AKADEMIE X LESSONS IN ART + LIFE
TUTOR: Marina Abramovic
AN ARTIST'S RELATION TO SOLITUDE
An artist must make time for long periods of solitude
Solitude is extremely important
Away from home
Away from the studio
Away from family
Away from friends
An artist should stay for long periods of time at waterfalls
An artist should stay for long periods of time at exploding volcanoes
An artist should stay for long periods of time looking at fast-running rivers
An artist should stay for long periods of time looking at the horizon where the ocean and the sky meet
An artist should stay for long periods of time looking at the stars in the night sky
TUTOR: CAROL BOVE
TIME AND INFORMATION MANAGEMENT
Your time is not a separate thing from you; it's not an instrument. Time is part of what you're made from...

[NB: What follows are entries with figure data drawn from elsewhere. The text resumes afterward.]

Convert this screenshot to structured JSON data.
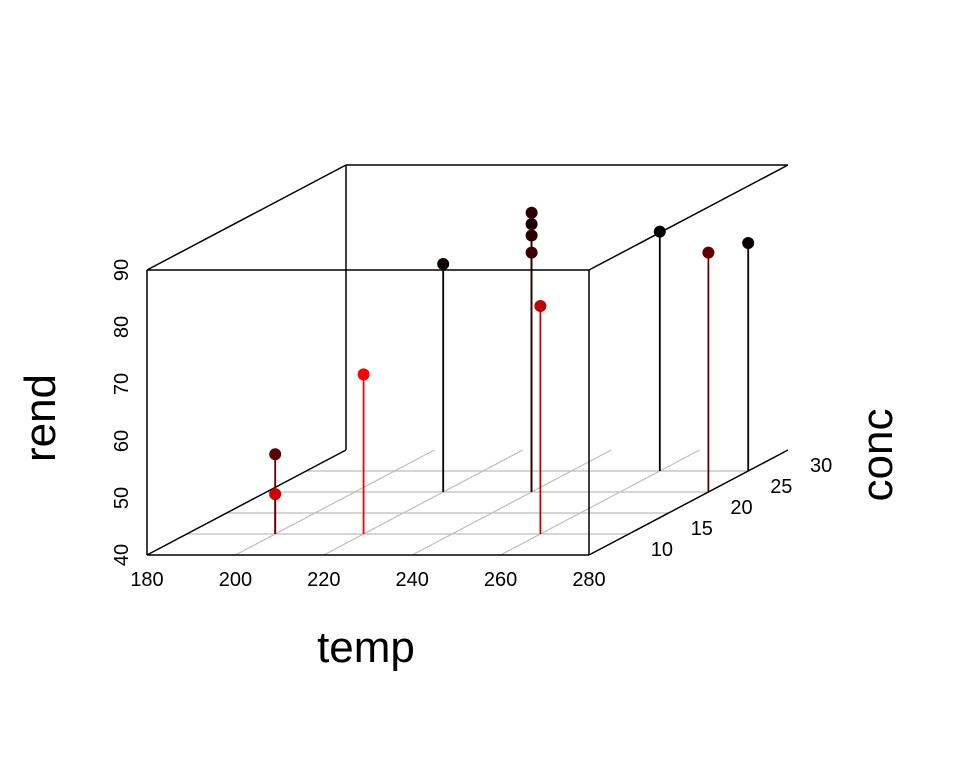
{
  "chart_data": {
    "type": "scatter",
    "subtype": "3d-scatter-with-drop-lines",
    "title": "",
    "x_label": "temp",
    "y_label": "conc",
    "z_label": "rend",
    "x_range": [
      180,
      280
    ],
    "y_range": [
      5,
      30
    ],
    "z_range": [
      40,
      90
    ],
    "x_ticks": [
      "180",
      "200",
      "220",
      "240",
      "260",
      "280"
    ],
    "y_ticks": [
      "10",
      "15",
      "20",
      "25",
      "30"
    ],
    "z_ticks": [
      "40",
      "50",
      "60",
      "70",
      "80",
      "90"
    ],
    "grid": "floor",
    "points": [
      {
        "x": 200,
        "y": 10,
        "z": 47,
        "color": "#D00000"
      },
      {
        "x": 200,
        "y": 10,
        "z": 54,
        "color": "#5A0000"
      },
      {
        "x": 220,
        "y": 10,
        "z": 68,
        "color": "#FF0000"
      },
      {
        "x": 220,
        "y": 20,
        "z": 80,
        "color": "#0A0000"
      },
      {
        "x": 240,
        "y": 20,
        "z": 82,
        "color": "#3A0000"
      },
      {
        "x": 240,
        "y": 20,
        "z": 85,
        "color": "#2A0000"
      },
      {
        "x": 240,
        "y": 20,
        "z": 87,
        "color": "#1A0000"
      },
      {
        "x": 240,
        "y": 20,
        "z": 89,
        "color": "#2A0000"
      },
      {
        "x": 260,
        "y": 10,
        "z": 80,
        "color": "#C00000"
      },
      {
        "x": 260,
        "y": 25,
        "z": 82,
        "color": "#050000"
      },
      {
        "x": 280,
        "y": 20,
        "z": 82,
        "color": "#600000"
      },
      {
        "x": 280,
        "y": 25,
        "z": 80,
        "color": "#080000"
      }
    ],
    "colors": {
      "axis": "#000000",
      "grid": "#BEBEBE"
    }
  }
}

One question is, how do you create a way of being in the world that allows new things (ideas, information, people, places) into your life, without letting everything in? I want to point out that your tolerance for media saturation might be lower than you realize. You need to conduct an open-ended search that doesn't overwhelm you with information and at the same time doesn't limit the search in a way that pre-determines your findings. That is a puzzle.
The first self-help book I want to recommend is The Artist's Way by Julia Cameron. This book is based on the idea of artistic recovery, similar to Alcoholics Anonymous, but it's recovery for a stuck artist. I don't consider myself stuck, but I still get a lot out of most of the exercises.
TUTOR: MICHELLE GRABNER
Are there things you would advise artists to do on a daily basis?
Make time for idleness and boredom. If you reading art blogs on a daily basis and following Jerry Saltz on Facebook, you are screwed.
TUTOR: MIRANDA JULY
Here's my piece of advice, the only one I could come up with: your life right now is as real as it will ever be. It won't be more real in the future, when you get into or out of college or into or out of a relationship or a job or a financial quagmire of a health problem. In fact, the things keeping you back - these embarrassing, boring, stupid obstacles - are the heart of what it is to be human. They're the whole reason for making and needing art. So you might as well go ahead and begin in whatever way you can right now.
TUTOR: WANGECHI MUTU
My simplest advice for navigating the art market is never to operate from a place of desperation, and never undervalue yourself. Always acknowledge your position in the food chain: artists are the one who are transforming and creating and taking risks, in whichever medium they are working. So, in any professional context, never see yourself as a thing in need of salvation. Always insist on your inherent value and distinct role. They eat because you grow the food.
TUTOR: STEPHANIE SYJUCO
Be very, very selfish when it comes to making time for the studio because it gets eaten up incredibly quickly by outside demands - demands that seem important but can sometimes be moved past more expediently. Make some hard decisions about what conditions you really need in order to sustain your studio time, and put those things in place as best you can.